Gare à cet effet d’accélérateur de la crise, qui ruinerait les progrès toujours plus nécessaires à mesure que nos vies professionnelles s’allongent. C’est un fait : le taux de chômage des cadres augmente avec l’âge et les actifs en fin de carrière sont particulièrement touchés par le chômage longue durée. Un cadre de 50 ans et plus sur quatre craint pour son emploi1, et ils représentent 30 % des cadres inscrits à Pôle emploi.

L’ANDRH a raison de mettre le sujet sur la table : alors que cette catégorie d’âge est pour le moment la grande absente du plan France Relance, il faut un plan dédié aux actifs en fin de carrière… L’emploi des jeunes, priorité nationale – à juste titre –, ne doit pas faire oublier l’emploi des moins jeunes.

Sacré défi : une étude à paraître de l’Apec montre toute l’étendue des contradictions qui nous traversent2. Ainsi les managers qui dirigent des cadres seniors apprécient à plus de 80 % leur engagement et leur motivation, et sont près d’un sur deux à considérer qu’ils sont plus aptes que les plus jeunes à transmettre des compétences ou désamorcer des conflits, mais 60 % les trouvent anxieux et fatigués. Quant aux cadres actifs, plus de 80 % se disent satisfaits de leur situation et les deux tiers considèrent que leur expérience est reconnue… mais plus d’un sur deux accepterait un départ anticipé si leur entreprise le leur proposait !

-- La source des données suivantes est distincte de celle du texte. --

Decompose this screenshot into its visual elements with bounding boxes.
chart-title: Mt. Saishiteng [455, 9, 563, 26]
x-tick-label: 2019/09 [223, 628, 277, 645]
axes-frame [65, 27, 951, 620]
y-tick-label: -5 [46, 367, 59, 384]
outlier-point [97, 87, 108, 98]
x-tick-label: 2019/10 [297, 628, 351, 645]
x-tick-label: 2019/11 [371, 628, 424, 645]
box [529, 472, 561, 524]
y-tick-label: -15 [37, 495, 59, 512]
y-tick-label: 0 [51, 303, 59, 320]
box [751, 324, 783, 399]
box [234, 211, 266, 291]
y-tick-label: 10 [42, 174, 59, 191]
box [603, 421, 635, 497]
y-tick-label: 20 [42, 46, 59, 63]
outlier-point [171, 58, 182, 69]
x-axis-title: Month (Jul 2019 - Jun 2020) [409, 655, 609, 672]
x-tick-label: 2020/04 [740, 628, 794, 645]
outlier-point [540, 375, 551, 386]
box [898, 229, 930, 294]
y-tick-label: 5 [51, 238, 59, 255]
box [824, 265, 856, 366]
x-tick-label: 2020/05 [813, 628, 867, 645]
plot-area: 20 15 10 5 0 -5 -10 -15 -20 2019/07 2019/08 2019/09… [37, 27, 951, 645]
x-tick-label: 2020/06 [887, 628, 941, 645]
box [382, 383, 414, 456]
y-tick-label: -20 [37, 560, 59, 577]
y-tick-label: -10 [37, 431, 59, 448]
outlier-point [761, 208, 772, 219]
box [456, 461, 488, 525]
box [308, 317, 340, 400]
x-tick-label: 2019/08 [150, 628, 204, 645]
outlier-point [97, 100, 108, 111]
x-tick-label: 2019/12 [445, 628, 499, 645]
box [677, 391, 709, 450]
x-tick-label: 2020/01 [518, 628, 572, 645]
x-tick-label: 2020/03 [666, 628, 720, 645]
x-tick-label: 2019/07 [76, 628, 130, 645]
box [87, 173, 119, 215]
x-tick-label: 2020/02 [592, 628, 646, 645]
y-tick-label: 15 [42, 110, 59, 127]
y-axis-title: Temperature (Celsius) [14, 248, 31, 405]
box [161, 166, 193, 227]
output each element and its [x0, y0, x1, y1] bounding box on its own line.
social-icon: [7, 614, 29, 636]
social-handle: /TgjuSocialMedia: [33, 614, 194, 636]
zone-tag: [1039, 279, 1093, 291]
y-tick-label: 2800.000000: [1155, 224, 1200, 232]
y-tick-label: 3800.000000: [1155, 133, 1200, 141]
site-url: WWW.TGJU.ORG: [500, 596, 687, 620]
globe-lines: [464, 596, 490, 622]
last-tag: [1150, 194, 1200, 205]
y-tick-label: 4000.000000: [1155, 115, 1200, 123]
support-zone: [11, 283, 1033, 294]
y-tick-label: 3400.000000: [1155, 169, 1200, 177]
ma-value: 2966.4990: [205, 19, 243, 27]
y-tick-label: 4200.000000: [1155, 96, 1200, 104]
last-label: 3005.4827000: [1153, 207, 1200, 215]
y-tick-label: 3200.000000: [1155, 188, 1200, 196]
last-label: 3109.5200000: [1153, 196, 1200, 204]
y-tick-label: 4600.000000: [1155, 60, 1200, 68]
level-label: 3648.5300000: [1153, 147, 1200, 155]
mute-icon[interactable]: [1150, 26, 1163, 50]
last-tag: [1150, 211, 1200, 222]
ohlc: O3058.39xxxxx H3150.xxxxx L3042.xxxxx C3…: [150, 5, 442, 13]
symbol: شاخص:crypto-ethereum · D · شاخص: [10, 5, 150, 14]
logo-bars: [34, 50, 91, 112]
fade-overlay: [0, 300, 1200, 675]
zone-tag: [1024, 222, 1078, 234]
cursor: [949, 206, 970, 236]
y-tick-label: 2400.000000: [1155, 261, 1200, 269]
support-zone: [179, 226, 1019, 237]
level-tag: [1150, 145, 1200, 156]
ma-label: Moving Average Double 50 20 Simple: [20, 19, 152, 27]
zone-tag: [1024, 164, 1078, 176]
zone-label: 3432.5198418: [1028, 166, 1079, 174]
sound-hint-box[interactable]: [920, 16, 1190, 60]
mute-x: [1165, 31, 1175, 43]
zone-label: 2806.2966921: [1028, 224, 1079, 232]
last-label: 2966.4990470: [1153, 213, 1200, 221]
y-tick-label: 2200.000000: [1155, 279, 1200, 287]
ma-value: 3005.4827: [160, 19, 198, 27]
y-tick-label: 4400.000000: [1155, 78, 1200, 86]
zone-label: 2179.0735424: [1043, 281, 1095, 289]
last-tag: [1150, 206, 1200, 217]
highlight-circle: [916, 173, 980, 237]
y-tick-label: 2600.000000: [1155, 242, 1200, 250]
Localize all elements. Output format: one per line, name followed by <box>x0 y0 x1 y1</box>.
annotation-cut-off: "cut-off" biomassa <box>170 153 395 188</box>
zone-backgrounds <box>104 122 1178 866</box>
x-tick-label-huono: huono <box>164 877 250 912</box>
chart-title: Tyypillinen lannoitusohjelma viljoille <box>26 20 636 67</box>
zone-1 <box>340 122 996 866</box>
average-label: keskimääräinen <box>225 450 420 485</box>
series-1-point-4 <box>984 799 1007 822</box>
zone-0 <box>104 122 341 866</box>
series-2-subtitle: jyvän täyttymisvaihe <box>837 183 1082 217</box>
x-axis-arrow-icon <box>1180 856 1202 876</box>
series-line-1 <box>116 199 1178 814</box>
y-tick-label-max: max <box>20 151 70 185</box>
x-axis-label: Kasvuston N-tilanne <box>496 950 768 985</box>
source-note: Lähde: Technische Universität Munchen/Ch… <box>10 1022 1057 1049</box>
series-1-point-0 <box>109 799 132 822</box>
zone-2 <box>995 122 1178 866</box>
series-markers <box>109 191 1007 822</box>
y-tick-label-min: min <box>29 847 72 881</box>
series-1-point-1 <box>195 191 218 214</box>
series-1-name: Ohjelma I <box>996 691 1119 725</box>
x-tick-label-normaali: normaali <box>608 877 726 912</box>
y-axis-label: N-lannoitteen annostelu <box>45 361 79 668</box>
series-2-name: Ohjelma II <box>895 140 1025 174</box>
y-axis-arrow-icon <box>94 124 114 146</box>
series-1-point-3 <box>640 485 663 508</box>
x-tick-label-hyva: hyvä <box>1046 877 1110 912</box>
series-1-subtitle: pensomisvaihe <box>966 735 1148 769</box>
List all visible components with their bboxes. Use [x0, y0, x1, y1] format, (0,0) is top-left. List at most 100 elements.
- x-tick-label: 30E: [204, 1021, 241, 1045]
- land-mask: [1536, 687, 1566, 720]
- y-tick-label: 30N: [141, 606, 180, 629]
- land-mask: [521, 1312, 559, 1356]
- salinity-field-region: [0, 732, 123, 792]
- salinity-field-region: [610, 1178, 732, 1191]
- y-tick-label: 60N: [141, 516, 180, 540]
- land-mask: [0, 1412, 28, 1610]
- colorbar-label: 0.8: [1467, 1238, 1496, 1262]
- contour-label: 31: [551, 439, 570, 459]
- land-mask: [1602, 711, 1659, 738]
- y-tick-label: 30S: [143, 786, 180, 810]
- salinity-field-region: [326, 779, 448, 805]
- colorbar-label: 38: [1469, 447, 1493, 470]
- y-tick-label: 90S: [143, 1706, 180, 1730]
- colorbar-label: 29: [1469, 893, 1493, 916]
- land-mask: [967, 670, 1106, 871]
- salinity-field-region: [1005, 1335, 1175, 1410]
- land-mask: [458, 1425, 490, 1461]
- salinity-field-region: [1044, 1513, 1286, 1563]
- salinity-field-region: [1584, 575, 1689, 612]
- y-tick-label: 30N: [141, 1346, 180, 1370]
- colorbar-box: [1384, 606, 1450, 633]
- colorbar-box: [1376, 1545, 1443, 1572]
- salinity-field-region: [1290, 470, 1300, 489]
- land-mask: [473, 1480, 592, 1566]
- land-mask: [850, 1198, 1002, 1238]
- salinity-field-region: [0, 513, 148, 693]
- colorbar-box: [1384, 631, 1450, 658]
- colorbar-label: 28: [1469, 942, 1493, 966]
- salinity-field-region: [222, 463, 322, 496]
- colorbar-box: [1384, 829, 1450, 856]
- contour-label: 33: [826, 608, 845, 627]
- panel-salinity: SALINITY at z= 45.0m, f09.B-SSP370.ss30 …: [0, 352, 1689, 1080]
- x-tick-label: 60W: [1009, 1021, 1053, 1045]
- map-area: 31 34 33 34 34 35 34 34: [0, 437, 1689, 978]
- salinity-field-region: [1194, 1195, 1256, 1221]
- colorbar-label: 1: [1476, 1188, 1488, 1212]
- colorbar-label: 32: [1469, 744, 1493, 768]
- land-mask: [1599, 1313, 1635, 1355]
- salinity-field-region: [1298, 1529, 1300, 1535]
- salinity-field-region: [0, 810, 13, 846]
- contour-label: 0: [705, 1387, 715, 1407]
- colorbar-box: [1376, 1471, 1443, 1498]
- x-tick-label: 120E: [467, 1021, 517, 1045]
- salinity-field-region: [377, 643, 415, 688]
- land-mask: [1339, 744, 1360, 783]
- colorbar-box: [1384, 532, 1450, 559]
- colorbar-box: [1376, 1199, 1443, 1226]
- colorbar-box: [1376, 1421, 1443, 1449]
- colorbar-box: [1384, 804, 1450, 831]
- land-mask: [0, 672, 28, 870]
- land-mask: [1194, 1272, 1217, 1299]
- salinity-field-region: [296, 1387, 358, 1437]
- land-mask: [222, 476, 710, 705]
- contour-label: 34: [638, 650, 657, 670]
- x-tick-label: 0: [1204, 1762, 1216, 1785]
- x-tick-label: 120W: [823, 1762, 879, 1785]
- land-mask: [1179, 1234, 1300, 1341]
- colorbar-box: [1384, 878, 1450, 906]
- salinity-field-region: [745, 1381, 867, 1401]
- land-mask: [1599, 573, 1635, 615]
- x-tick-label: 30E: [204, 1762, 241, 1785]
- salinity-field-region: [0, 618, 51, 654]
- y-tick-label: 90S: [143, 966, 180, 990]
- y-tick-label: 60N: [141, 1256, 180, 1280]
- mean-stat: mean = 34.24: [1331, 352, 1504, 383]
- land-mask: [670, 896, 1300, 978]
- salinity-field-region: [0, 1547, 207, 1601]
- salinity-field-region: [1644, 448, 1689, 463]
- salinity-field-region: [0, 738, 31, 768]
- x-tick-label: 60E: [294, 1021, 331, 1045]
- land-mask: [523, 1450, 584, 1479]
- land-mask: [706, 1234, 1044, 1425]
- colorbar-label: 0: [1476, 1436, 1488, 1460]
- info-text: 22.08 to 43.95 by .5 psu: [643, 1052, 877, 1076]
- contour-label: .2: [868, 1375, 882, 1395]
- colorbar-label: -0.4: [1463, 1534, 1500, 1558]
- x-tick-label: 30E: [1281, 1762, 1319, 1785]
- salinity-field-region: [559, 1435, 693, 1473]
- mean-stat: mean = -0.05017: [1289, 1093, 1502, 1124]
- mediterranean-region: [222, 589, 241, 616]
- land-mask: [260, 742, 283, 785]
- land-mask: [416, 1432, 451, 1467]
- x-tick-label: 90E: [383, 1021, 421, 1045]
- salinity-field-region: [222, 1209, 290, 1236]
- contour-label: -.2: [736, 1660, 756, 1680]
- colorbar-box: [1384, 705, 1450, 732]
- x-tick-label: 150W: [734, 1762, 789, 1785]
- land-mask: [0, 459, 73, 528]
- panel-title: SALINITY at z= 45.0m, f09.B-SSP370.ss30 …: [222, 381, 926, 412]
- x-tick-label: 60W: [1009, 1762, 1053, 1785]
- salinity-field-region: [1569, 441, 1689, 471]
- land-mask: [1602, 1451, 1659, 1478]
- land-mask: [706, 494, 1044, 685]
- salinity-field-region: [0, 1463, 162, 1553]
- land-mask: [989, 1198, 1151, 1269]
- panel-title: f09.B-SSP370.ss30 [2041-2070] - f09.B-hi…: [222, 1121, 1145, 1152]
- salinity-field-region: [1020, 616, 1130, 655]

Les acteurs qui, comme l’Apec, se mobilisent pour accompagner positivement ces dernières années de carrière, et soutenir les seniors dans le difficile – et souvent désespérant – parcours d’un retour à l’emploi après 55 ans, le premier obstacle à vaincre est celui d’une sorte d’intériorisation d’un « désavantage compétitif » sur le marché du travail. Une représentation qu’il faut au contraire inverser : les entreprises ont tout intérêt à diversifier les profils recrutés !

C’est d’abord le meilleur moyen de faire face à la crise… de recrutement. Une crise bien réelle, mais aussi paradoxale : 66 % des entreprises prévoyant de recruter un cadre au premier trimestre 2021 pensent rencontrer des difficultés… mais malgré cela six sur dix privilégient les profils de moins de dix ans d’expérience alors même que les cadres en fin de carrière, expérimentés, compétents en management, constitueraient pour elles un vivier de talents… On voit bien qu’il faut ici renouveler radicalement l’approche pour que l’offre puisse rencontrer la demande. Un enjeu qui sera décisif dans la reprise… comme pour la cohésion de la société

(1) Baromètre Apec, février 2021.

(2) Les cadres seniors en poste : vécus et enjeux du maintien en emploi, à paraître avril 2021.